We have developed skills and strategies to withstand the sensory, social, and executive functioning demands of working in non-autistic spaces at non-autistic paces. We have taught ourselves this neurotypical syllabus of behaviors to get through the day appearing “just like everyone else”. However, the hidden flip side of this well-crafted camouflage is that we regularly fall in a heap, utterly exhausted, once we are safely behind closed doors. The extra cognitive load and personal resources it takes to camouflage should not be underestimated or dismissed; the cost of camouflaging is immense. Just because we have developed skills to appear non-autistic doesn’t mean it is in our best interests to do so.

A recent study found that women with higher scores on a measure of camouflaging also experienced greater mental health challenges, suicidal thoughts, and-perhaps paradoxically-challenges with daily functioning.
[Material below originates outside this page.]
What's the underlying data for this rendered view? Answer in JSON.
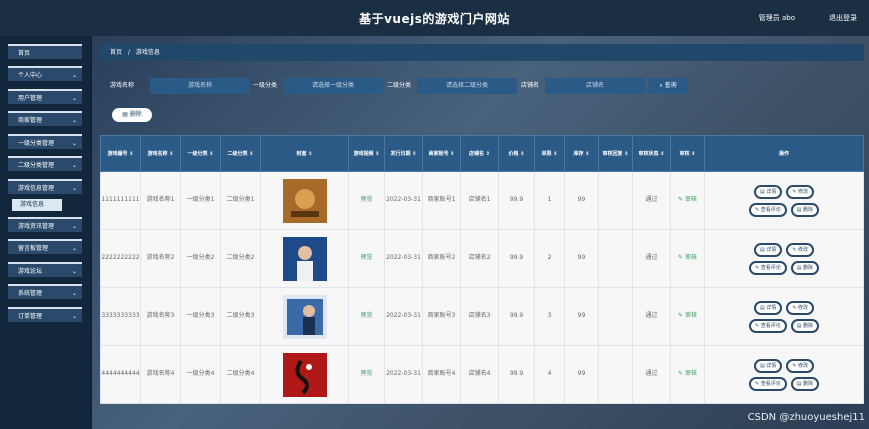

More strikingly, autistic traits were not positively correlated with psychological distress, but efforts to camouflage these traits were. This indicates that it is not the experience of being autistic that creates distress, but the pressure to conform, keep pace with our neurotypical peers, and hide our true selves that causes psychological distress. There are countless narratives of autistic adults that describe the act of camouflaging leading to periods of autistic burnout, which often incorporate extreme exhaustion, anxiety, depressive symptoms, and suicidal ideation, and are characterized by a drastic decline in capacity to function for days, months, or even years.

My drastic decline in capacity has lasted years. I went too long in ignorance. I now have the vocabulary and the framework to better titrate the whelm, thanks to other autistic people.